Is Ascorbic Acid (E300) Vegan?

Also known as: Vitamin C, L-ascorbic acid, Sodium ascorbate (E301), Calcium ascorbate (E302)

Vegan

Commercially produced by chemical synthesis from glucose (derived from corn or other plant starches). No animal products are used in its production.

Ingredient Data

Vegan Status

Vegan

E-Number

E300

Also Known As

Vitamin C; L-ascorbic acid; Sodium ascorbate (E301); Calcium ascorbate (E302)

Source

Commercially produced by chemical synthesis from glucose (derived from corn or other plant starches). No animal products are used in its production.

Commonly Found In

Bread, fresh fruit juice, jams, canned goods, breakfast cereals, frozen fish, baby foods, vitamin supplements, cosmetics.

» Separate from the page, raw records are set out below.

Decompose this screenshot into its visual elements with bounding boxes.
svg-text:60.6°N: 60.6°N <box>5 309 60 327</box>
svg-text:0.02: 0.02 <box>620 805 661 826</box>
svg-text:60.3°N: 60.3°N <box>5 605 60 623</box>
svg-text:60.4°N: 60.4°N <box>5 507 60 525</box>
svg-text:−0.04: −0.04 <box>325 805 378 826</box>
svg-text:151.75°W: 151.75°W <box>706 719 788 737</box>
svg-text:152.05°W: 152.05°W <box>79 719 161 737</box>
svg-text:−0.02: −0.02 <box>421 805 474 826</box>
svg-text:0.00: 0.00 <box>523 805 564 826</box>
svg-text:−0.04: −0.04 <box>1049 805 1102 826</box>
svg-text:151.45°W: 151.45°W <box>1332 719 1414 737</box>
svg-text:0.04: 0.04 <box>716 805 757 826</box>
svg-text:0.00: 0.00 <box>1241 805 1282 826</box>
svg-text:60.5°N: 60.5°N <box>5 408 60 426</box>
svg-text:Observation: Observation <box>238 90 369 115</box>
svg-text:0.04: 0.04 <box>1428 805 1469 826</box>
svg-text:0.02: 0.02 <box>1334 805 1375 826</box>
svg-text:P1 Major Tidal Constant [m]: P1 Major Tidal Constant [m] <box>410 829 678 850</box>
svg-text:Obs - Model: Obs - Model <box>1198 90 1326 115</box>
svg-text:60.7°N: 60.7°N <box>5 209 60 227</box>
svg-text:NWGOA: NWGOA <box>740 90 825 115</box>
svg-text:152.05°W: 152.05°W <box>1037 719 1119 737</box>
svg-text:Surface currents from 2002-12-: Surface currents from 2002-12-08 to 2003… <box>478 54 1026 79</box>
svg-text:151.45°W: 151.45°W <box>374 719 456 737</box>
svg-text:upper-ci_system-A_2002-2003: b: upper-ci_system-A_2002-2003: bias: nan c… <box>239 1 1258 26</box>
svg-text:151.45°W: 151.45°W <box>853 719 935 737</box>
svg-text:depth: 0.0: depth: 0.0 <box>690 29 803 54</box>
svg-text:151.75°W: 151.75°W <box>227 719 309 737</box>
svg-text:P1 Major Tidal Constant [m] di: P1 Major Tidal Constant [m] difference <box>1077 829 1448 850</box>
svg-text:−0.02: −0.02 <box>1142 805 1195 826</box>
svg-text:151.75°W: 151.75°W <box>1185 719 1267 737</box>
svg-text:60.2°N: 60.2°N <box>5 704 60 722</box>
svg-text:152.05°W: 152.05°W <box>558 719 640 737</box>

Also used to prevent browning in cut fruit and to improve dough strength.

Vegan Alternative

No substitute needed — E300 and its salts are vegan.

Additional Notes

Approximately 140,000 tonnes of vitamin C are manufactured annually globally, with China accounting for over 85% of supply. The chemical is identical to natural vitamin C but produced via a two-step process (Reichstein synthesis followed by fermentation, or entirely via fermentation). The 'natural' vs 'synthetic' vitamin C debate is nutritionally irrelevant — the molecule is chemically identical.